Because all of this past year and the other recent experiences I’ve had with reading the book with my son and watching the games with J and (sort of…long distance counts, right?) D, and the coach profile, and remembering the stories I’ve consumed, and the stories I’ve written and why I write them that way…it all lined up and wove together and connected.

I don’t write love that appears or gets serious because of a threat. Because that’s not how I want love to be, even if it is in reality a lot of the time. I don’t often write love that regrets. Because that’s not how I want love to be, even if it is in reality a lot of the time.

And in reality, thinking about my cousin’s wife, and my dad (who is his best friend), and how much they are hurting and probably regretting…how much they wish they could have shown or said or did…I don’t feel the specific connection and pain, but I definitely relate to it. I know I hold a lot of myself back in a lot of my life. And I also know I don’t want to be in their shoes…I don’t wanna be Mitch Albom or Nate Oats or my cousin’s wife or my dad…I don’t want to be the friend or the spouse who held the love back until a big threat came along.
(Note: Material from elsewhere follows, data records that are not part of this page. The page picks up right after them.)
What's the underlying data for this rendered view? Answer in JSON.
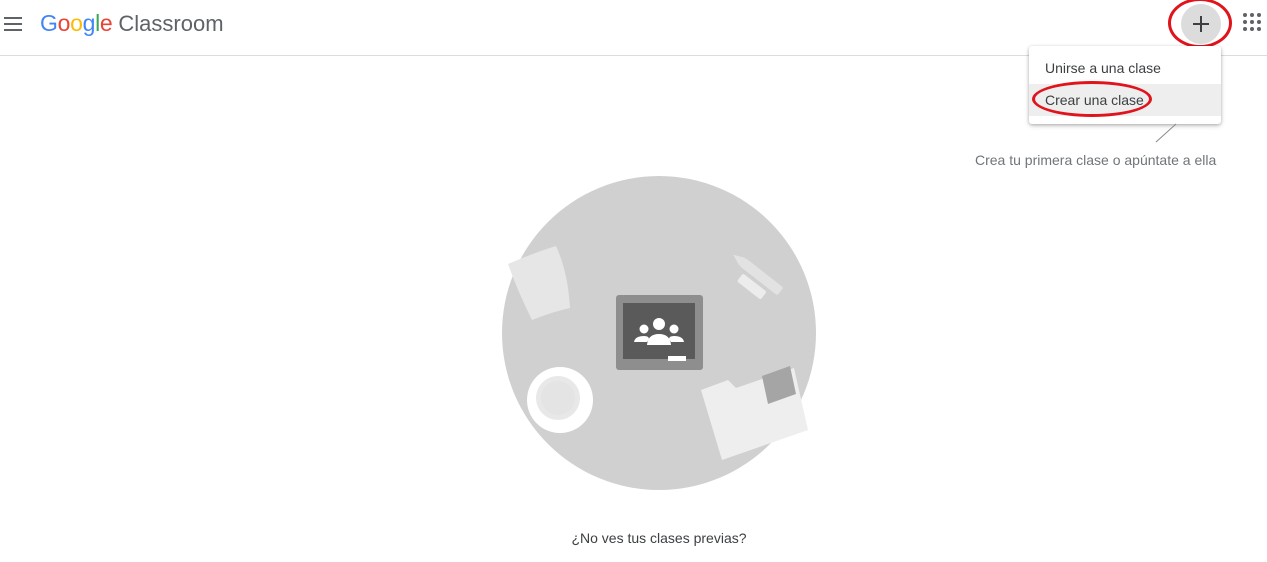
{
  "app": {
    "brand_google": "Google",
    "brand_product": "Classroom"
  },
  "header": {
    "menu_icon": "hamburger-menu-icon",
    "add_icon": "plus-icon",
    "apps_icon": "apps-grid-icon"
  },
  "dropdown": {
    "items": [
      {
        "label": "Unirse a una clase"
      },
      {
        "label": "Crear una clase",
        "highlighted": true
      }
    ]
  },
  "hint": {
    "text": "Crea tu primera clase o apúntate a ella"
  },
  "empty_state": {
    "illustration_icon": "classroom-empty-state-illustration",
    "link_text": "¿No ves tus clases previas?"
  },
  "colors": {
    "annotation_red": "#e0141d",
    "google_blue": "#4285f4",
    "google_red": "#ea4335",
    "google_yellow": "#fbbc05",
    "google_green": "#34a853",
    "circle_grey": "#d0d0d0",
    "board_dark": "#5a5a5a"
  }
}
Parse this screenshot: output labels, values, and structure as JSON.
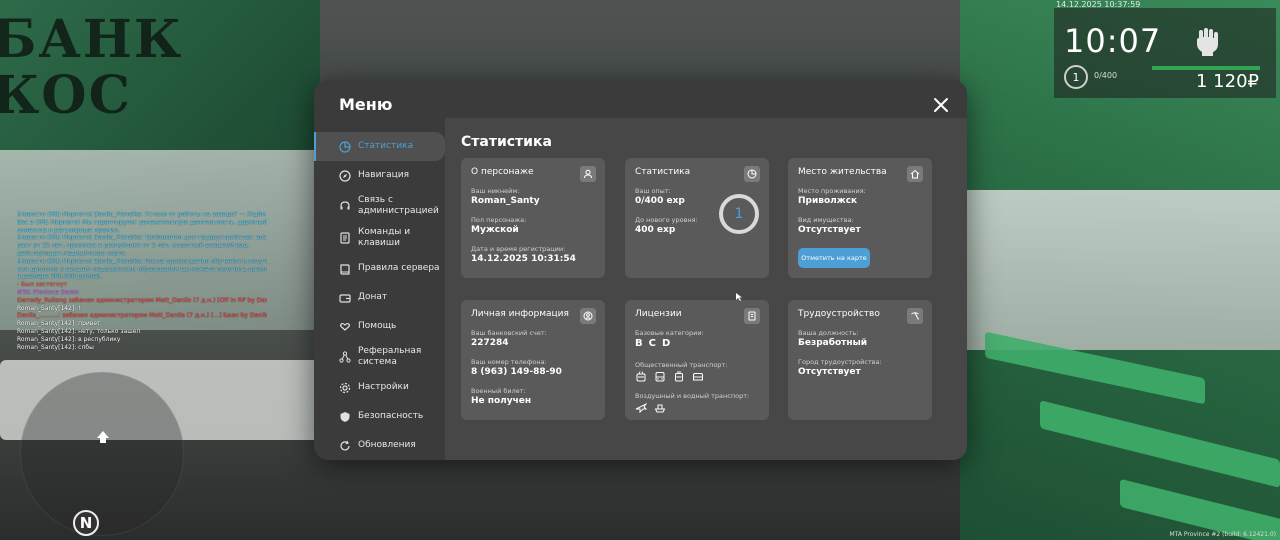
{
  "background": {
    "bank_sign": "БАНК\nКОС"
  },
  "hud": {
    "date": "14.12.2025 10:37:59",
    "time": "10:07",
    "level": "1",
    "exp": "0/400",
    "money": "1 120₽",
    "icons": [
      "fist-icon"
    ]
  },
  "chat": {
    "lines": [
      {
        "text": "[Новости ОКБ Мирного] Danila_Flanelka: Устали от работы на заводе? — Ждём",
        "color": "#5fd8ff"
      },
      {
        "text": " Вас в ОКБ Мирного! Мы гарантируем: увлекательную деятельность, дружный к",
        "color": "#5fd8ff"
      },
      {
        "text": "оллектив и регулярные премии.",
        "color": "#5fd8ff"
      },
      {
        "text": "[Новости ОКБ Мирного] Danila_Flanelka: Требования для трудоустройства: воз",
        "color": "#5fd8ff"
      },
      {
        "text": "раст от 25 лет, прописка в республике от 5 лет, опрятный внешний вид,",
        "color": "#5fd8ff"
      },
      {
        "text": " действующая медицинская карта.",
        "color": "#5fd8ff"
      },
      {
        "text": "[Новости ОКБ Мирного] Danila_Flanelka: После прохождения обучения и получе",
        "color": "#5fd8ff"
      },
      {
        "text": "ния диплома о высшем медицинском образовании вы можете получить премию",
        "color": "#5fd8ff"
      },
      {
        "text": " в размере 300.000 рублей.",
        "color": "#5fd8ff"
      },
      {
        "text": "- Был застегнут",
        "color": "#ff5555"
      },
      {
        "text": "MTA: Province Demo",
        "color": "#d66bff"
      },
      {
        "text": "Gerrady_Ruliong забанен администратором Matt_Danilo (7 д.н.) [Off in RP by Danila]",
        "color": "#ff4444"
      },
      {
        "text": "Roman_Santy[142]: !",
        "color": "#ffffff"
      },
      {
        "text": "Danila_..........: забанен администратором Matt_Danilo (7 д.н.) [...] Баан by Danila]",
        "color": "#ff4444"
      },
      {
        "text": "Roman_Santy[142]: привет",
        "color": "#ffffff"
      },
      {
        "text": "Roman_Santy[142]: нету, только зашел",
        "color": "#ffffff"
      },
      {
        "text": "Roman_Santy[142]: в республику",
        "color": "#ffffff"
      },
      {
        "text": "Roman_Santy[142]: спбы",
        "color": "#ffffff"
      }
    ]
  },
  "minimap": {
    "north_label": "N"
  },
  "footer": {
    "build": "MTA Province #2 (build: 6.12421.0)"
  },
  "menu": {
    "title": "Меню",
    "sidebar": [
      {
        "label": "Статистика",
        "icon": "pie-chart-icon",
        "active": true
      },
      {
        "label": "Навигация",
        "icon": "compass-icon"
      },
      {
        "label": "Связь с администрацией",
        "icon": "headset-icon"
      },
      {
        "label": "Команды и клавиши",
        "icon": "document-icon"
      },
      {
        "label": "Правила сервера",
        "icon": "book-icon"
      },
      {
        "label": "Донат",
        "icon": "wallet-icon"
      },
      {
        "label": "Помощь",
        "icon": "heart-hand-icon"
      },
      {
        "label": "Реферальная система",
        "icon": "network-icon"
      },
      {
        "label": "Настройки",
        "icon": "gear-icon"
      },
      {
        "label": "Безопасность",
        "icon": "shield-icon"
      },
      {
        "label": "Обновления",
        "icon": "refresh-icon"
      }
    ],
    "content_title": "Статистика",
    "cards": {
      "character": {
        "title": "О персонаже",
        "nick_label": "Ваш никнейм:",
        "nick": "Roman_Santy",
        "gender_label": "Пол персонажа:",
        "gender": "Мужской",
        "reg_label": "Дата и время регистрации:",
        "reg": "14.12.2025 10:31:54"
      },
      "stats": {
        "title": "Статистика",
        "exp_label": "Ваш опыт:",
        "exp": "0/400 exp",
        "next_label": "До нового уровня:",
        "next": "400 exp",
        "level": "1"
      },
      "residence": {
        "title": "Место жительства",
        "place_label": "Место проживания:",
        "place": "Приволжск",
        "property_label": "Вид имущества:",
        "property": "Отсутствует",
        "map_button": "Отметить на карте"
      },
      "personal": {
        "title": "Личная информация",
        "bank_label": "Ваш банковский счет:",
        "bank": "227284",
        "phone_label": "Ваш номер телефона:",
        "phone": "8 (963) 149-88-90",
        "military_label": "Военный билет:",
        "military": "Не получен"
      },
      "licenses": {
        "title": "Лицензии",
        "basic_label": "Базовые категории:",
        "basic": [
          "B",
          "C",
          "D"
        ],
        "public_label": "Общественный транспорт:",
        "public_icons": [
          "trolleybus-icon",
          "bus-icon",
          "tram-icon",
          "minibus-icon"
        ],
        "air_label": "Воздушный и водный транспорт:",
        "air_icons": [
          "plane-icon",
          "boat-icon"
        ]
      },
      "employment": {
        "title": "Трудоустройство",
        "position_label": "Ваша должность:",
        "position": "Безработный",
        "city_label": "Город трудоустройства:",
        "city": "Отсутствует"
      }
    }
  },
  "colors": {
    "accent": "#4d9fd6",
    "window": "#3b3b3b",
    "content": "#474747",
    "card": "#5a5a5a",
    "hud_bar": "#33a552"
  }
}
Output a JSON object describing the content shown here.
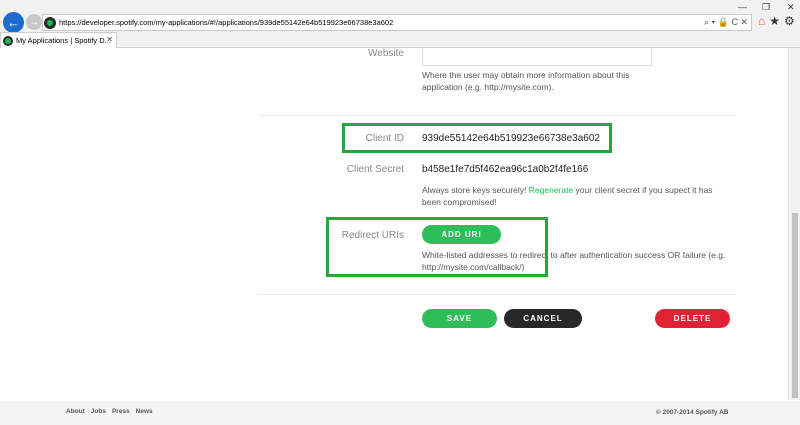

I don’t want to be a person who needs looming death to motivate me to say it and do it and show it.

So J…thank you for sticking it out with me for coming up on 16 years of almost exclusively happy marriage. I am happy with you and always have been, even through the really shitty things. Like losing the pregnancy and deaths in the family and more than a year of quarantine living. But sometimes I can’t even believe my life is real when I think about all the good things; all the good times. You have made so many dreams of mine come true; stuff from childhood that I thought I had to give up; stuff for The Boy; stuff I thought only existed in a fantasy realm. You’ve provided a life of security and comfort and you support my writing…you support ME. Our anniversary is coming up, and we’ll be stuck in the house for this one, just like the last one, but I don’t even care. I just need you. I just want you. I don’t need a gift or a date or whatever. You are the gift. You are the special occasion. There are so many times I can’t believe you married me and still want to be married to me, but at the same time, there is no one else I can imagine doing life with than you. You are the great love of my life. I’m thankful for you every day. Every romantic hero I ever wrote is for you.

And D? If you stumble across this today between watching games…it’s never been just watching a basketball game or reminiscing about 90s grunge music with you. You’re my best friend. You always have been. I love you. I’ll still hate Laettner and Bobby Knight with you in another 30 years and I expect us both to still want to talk about college basketball together (among other more important shit) that far down the road, but I’m gonna try to not get complacent and take you for granted. I hope we can watch some basketball game together in person again sometime. I hope we can go to a baseball game again sometime. But hell, even if we can’t and don’t? All of what we do and did have is and was enough and worth it and awesome. I’m thankful for you every day. Every best friend I ever wrote is for you.

I try now as much as I can to tell people in the moment that I love them and thank them and appreciate them, but I know I still fail at that all the time. I’m human, and that’s what we do. I don’t think I’ll ever know why we don’t say it until we feel like we have to. I don’t know why we do that. I know I’ll do it again myself. But I’m gonna keep trying not to anymore.